Capitalism is just a system which allows private citizens to own the means of production.

Everything else is just people trying to overload a word to create a savior or boogey man.

Thank you for the vote correction.

So you latch on to the outsourced part and complain about capitalism, or we could latch on to the government-funded part and complain about socialism.

I think more than capitalism v. socialism here the problem is that we are governed by filth who are looting public treasuries for themselves and their buddies.

That's not how I read his comment at all: if the government grants are not doled out with oversight, it's entirely rational for greedy actors to minimize the dollars ultimately reaching the intended targets.
> we are governed by filth who are looting public treasuries for themselves and their buddies.

Hence the conservative ideal of smaller government with limited powers, so that there is both less to loot from as well as a lesser ability for those in power to direct those treasures to themselves.

And then it's put into practice and it looks like Alabama, they are running the natural experiment in Alabama since 1901, the 1901 constitution and its impacts on the state are well-known.

To get any kind of local tax raised, the local authority has to go through the oligarch-controlled legislature in Montgomery, where it would be shot down. And like that you end up with county roads on a 70-year replacement schedule.

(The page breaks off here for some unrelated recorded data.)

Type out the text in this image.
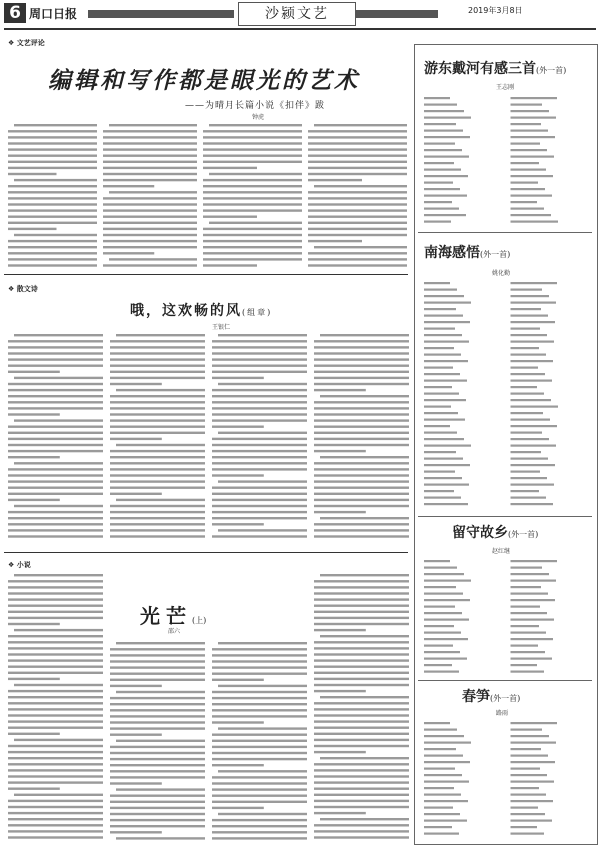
6 周口日报	沙颍文艺	2019年3月8日
❖ 文艺评论
编辑和写作都是眼光的艺术
——为晴月长篇小说《扣伴》跋
钟虎
❖ 散文诗
哦，这欢畅的风(组章)
王银仁
❖ 小说
光芒(上)
邵六
游东戴河有感三首(外一首)
王志刚
南海感悟(外一首)
姚化勤
留守故乡(外一首)
赵红继
春笋(外一首)
路雨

I'm focusing on the bad actors, who are the ones extracting all of the money from the system as profit. That's what makes this dysfunctional. If they were gone, the people trying to help would have more resources. Notably, these people hold titles associated with the artifices of capitalism. The social worker doesn't need a board of directors. She knows what needs to be done. It's the board of directors who need the social worker -- not to fix anything, but to do the appearance of work while they collect rent checks from the government. It's disgusting.

We can imagine this enterprise organized another way which actually helps people. Fewer Ferrari dealerships would make sales, but that's a sacrifice I'm willing to make.